With a crack of midnight wings, he burst from the pool of shadows into the air, circling the darkened arena. As he banked, swooping through the canyon, Terror observed the darkness and the many bright spirits surrounding him. A few were too dim to bother with, but hundreds were bright and tempting. Still, something lay between him and most of those morsels, something that, even as he watched, began to obscure them. Soon, all he could see was the single, brilliant spirit that glowed like an inferno beneath him. Gigantic, true, with a shell hard to pierce and a bright, gleaming edge that could surely cause him harm, but tempting, nonetheless.

As the spirit turned its eyes upward, spreading its broad metallic limbs and holding aloft that brilliant razor edge, Terror screamed and dove, weaving his shadows to obscure himself and confound the spirit’s attempt to cut him. He had to infect his prey, had to poison that brilliant, sharp Energy with a seed of fear. As he swooped near, he screamed again, putting everything he knew of nightmares into the sound—millennia of tortured, pleading prey, conjured terrors, and lost, broken spirits.

The bright edge arced out and nearly cut him, but the shadows did their work, obscuring his true position, and Terror pulled away into the air, circling, coming around, gathering his strength for another projection of fear. This time, when he passed close, screeching his worst, most terrifying sound, the bright spirit deceived him. It feinted with its gleaming edge, but the actual attack came from those spiny, metal wings.
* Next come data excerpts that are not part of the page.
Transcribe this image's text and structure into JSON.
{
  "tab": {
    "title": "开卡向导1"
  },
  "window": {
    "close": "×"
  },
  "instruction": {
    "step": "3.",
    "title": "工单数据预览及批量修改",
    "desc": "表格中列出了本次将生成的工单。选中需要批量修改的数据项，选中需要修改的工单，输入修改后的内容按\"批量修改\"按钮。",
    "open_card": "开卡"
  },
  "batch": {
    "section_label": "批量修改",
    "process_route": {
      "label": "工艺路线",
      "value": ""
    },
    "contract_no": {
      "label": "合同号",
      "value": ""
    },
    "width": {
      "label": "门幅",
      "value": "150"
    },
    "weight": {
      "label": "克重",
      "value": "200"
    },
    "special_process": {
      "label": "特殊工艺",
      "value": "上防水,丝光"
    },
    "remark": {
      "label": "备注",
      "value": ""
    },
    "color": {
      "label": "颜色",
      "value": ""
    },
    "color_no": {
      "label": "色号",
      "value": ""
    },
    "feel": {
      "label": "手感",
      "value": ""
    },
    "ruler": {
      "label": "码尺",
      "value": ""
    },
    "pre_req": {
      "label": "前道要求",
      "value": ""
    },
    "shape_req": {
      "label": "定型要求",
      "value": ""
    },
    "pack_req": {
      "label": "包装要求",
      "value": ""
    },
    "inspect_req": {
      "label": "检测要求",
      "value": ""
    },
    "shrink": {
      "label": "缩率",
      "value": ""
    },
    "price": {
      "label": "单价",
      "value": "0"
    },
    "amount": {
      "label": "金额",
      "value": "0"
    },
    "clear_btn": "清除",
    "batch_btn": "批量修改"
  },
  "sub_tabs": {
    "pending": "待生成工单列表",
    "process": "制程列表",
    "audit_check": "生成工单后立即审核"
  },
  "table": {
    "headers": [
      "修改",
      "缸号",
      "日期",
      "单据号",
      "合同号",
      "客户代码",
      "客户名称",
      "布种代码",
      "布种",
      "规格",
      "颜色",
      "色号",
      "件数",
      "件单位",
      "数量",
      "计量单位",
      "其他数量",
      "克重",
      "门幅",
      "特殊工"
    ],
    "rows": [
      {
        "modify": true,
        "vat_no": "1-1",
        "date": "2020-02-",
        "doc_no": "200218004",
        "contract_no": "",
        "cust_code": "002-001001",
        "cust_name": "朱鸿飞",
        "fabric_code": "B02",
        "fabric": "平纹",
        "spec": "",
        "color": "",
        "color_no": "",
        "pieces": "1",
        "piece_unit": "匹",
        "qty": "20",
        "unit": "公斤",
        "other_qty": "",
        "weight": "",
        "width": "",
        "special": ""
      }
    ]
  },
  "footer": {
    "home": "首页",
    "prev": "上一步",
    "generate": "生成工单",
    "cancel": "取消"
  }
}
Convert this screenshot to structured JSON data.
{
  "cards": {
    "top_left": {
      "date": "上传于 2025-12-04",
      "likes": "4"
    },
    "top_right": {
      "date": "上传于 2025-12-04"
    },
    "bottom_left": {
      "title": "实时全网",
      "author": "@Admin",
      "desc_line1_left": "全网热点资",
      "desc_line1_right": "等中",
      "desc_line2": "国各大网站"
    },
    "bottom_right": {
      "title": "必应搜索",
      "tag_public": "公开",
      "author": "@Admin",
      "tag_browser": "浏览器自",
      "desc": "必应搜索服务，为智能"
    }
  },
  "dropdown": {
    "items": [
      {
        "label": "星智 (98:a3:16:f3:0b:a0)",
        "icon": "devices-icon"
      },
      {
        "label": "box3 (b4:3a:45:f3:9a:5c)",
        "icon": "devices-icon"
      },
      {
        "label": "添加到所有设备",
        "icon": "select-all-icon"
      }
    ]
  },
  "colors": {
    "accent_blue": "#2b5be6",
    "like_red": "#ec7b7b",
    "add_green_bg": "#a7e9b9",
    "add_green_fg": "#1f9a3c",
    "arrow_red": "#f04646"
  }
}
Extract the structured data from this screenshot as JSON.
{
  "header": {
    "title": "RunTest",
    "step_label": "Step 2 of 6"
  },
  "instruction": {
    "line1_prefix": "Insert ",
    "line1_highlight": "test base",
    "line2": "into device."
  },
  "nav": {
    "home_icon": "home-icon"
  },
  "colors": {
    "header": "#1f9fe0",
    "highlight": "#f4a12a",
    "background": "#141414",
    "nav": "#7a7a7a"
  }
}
They arced upward, and the spirit spun. Terror was caught on the sharp spines and ripped from the sky to tumble onto the stony ground.

As the ground shook with the spirit's great, metallic steps, Terror tried to right himself, tried to launch back into the air, but his wings didn’t work right; they were broken, and he wasn’t healing quickly enough. In the back of his mind, the other growled, and he heard his command: Enough. You’re not right for this fight. Terror relented; he was broken—let the other deal with this spirit.

As Victor came back to himself, his body still wrapped in shadow, painfully reverting to his normal form, he bunched his legs and activated Titanic Leap, narrowly escaping a devastating blow from Lira’s saber. Soaring through the air, aiming for a clump of broken, scorched stones, he glanced back to see the giant metallic figure stomping toward his destination. He turned his gaze inward, saw his Core was nearly depleted, and groaned. He had to buy some time, had to give his Core a chance to regenerate some Energy. Even if he managed that, though, he wasn’t sure what he’d do. Lira’s armor was too dense; she was too large and strong. How was he going to beat her?